En el universo del lujo automovilístico hay creaciones que trascienden el concepto de “vehículo” y se convierten en auténticas piezas de colección. Es el caso del primer Batur Convertible fabricado por Mulliner, la división de proyectos especiales de Bentley que convierte el arte del coachbuilding en una expresión contemporánea de estilo, potencia y personalización extrema, ideal para disfrutar el camino tras desembarcar de un yate.
Concebido en Crewe, Inglaterra, el vehículo inaugura una nueva dimensión del gran turismo descapotable: un automóvil que combina la tradición artesanal de Mulliner con el motor W12 de 740 caballos de fuerza, el más potente jamás montado en un descapotable de la marca.
Es un diseño que separa y une. El concepto “One plus One” se materializa en el habitáculo, con un interior que distingue visualmente al conductor y al pasajero. El lado del piloto está concebido como un cockpit envolvente en Beluga black, con detalles en Alcantara y costuras en contraste, mientras el acompañante disfruta un espacio en Linen claro y relajante, acompañado de sutiles acentos en Mandarin (tonalidades así nombradas por la marca). La línea de color recorre el interior, desde los asientos hasta el área de equipaje, con un detalle fascinante: incluso las llaves y cinturones siguen esta dualidad cromática.
La carrocería tampoco pasa desapercibida. El acabado en Opalite brilla con matices plateados, realzado por una franja central en Beluga que cruza el auto de punta a punta, bordeada por finos toques en Mandarin. El resultado es un juego visual que recuerda a los deportivos de carreras clásicos, pero con el refinamiento y la precisión que solo Bentley puede ofrecer.

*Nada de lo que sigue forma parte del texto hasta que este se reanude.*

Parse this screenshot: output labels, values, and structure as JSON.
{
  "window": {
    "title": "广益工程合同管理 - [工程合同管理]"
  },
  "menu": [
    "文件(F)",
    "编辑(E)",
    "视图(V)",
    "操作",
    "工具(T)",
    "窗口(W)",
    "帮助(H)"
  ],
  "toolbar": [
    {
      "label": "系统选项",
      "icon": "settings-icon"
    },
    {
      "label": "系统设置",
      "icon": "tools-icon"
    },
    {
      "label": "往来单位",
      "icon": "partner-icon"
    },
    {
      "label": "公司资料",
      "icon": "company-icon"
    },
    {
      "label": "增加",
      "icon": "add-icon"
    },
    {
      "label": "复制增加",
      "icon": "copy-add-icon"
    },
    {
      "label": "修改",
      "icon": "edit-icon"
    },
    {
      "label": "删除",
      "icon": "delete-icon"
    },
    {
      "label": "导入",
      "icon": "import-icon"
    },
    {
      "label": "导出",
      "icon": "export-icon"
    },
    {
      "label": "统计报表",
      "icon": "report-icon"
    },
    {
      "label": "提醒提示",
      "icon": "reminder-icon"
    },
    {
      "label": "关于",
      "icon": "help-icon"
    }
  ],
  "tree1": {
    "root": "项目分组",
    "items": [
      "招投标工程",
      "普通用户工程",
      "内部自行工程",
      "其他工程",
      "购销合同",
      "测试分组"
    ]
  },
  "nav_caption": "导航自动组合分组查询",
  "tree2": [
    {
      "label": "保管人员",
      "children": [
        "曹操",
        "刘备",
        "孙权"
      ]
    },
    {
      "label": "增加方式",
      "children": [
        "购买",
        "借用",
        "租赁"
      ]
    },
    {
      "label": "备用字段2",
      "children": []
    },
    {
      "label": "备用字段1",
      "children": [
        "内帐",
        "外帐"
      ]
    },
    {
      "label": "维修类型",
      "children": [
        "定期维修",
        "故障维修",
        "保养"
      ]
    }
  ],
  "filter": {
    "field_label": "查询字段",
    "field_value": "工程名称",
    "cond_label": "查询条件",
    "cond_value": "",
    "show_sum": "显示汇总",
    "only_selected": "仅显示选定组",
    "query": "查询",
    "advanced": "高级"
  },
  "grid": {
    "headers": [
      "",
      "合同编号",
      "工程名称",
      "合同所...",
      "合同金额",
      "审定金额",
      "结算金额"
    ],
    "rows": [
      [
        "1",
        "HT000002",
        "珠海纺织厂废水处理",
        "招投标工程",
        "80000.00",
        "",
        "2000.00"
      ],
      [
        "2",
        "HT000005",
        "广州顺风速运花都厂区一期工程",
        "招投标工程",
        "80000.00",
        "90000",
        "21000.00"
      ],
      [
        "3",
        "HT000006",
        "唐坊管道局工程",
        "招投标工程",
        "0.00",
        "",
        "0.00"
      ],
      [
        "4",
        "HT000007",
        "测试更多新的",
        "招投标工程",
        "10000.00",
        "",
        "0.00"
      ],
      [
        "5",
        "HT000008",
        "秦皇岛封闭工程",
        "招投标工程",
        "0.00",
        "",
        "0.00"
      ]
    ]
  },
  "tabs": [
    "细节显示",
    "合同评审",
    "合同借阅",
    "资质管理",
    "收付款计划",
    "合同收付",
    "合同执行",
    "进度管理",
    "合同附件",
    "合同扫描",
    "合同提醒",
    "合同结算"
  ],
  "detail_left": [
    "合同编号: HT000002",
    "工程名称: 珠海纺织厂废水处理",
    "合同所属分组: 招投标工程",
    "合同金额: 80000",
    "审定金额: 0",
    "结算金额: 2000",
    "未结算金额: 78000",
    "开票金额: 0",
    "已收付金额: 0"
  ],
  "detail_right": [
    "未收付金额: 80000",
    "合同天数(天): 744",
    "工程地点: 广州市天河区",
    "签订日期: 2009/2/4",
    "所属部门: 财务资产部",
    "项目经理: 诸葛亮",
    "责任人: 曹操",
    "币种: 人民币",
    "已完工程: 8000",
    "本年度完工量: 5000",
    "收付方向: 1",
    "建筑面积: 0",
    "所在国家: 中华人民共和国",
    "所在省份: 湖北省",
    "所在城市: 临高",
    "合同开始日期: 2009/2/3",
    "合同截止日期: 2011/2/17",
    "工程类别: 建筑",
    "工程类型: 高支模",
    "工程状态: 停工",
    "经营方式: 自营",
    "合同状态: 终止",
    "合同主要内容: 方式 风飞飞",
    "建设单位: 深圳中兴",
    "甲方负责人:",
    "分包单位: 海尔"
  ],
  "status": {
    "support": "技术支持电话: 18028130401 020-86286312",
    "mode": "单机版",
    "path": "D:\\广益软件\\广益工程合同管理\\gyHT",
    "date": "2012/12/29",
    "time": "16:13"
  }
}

Más allá de su estética, el Batur Convertible es un gran turismo abierto con altísimas prestaciones. Su motor 6.0 litros W12 biturbo, ensamblado a mano, ofrece un desempeño que combina fuerza bruta con una suavidad refinada, pensada para disfrutar viajes largos con la libertad que solo un descapotable puede brindar.
La atención al detalle roza lo obsesivo: desde el volante con incrustaciones de titanio y costuras en Mandarin hasta un set de equipaje diseñado a juego con los esquemas cromáticos del auto. Cada elemento transmite una idea clara: este automóvil no solo se conduce, se vive.
Tras su debut dinámico en el Festival of Speed de Goodwood, el primer ejemplar del Batur Convertible hizo escala en la exclusiva Monterey Car Week, donde cautivó con su presencia. Su llegada refuerza la idea de que estamos ante un vehículo que trasciende lo automovilístico para situarse en la categoría de arte contemporáneo en movimiento.
Mulliner: tradición y modernidad. El Batur Convertible es la tercera pieza de la familia coachbuilt de Mulliner, después del Bacalar y el Batur coupé. Su producción será extremadamente limitada, y cada unidad será un proyecto a la medida, desarrollado en colaboración íntima con su propietario.
En una era cuando el lujo se mide por la exclusividad y la personalización, Bentley reafirma su lugar como referente absoluto del grand touring. Con el Batur Convertible, Mulliner no solo entrega un automóvil, sino una experiencia única: la perfecta unión entre poder, diseño y trabajo artesanal, a cielo abierto.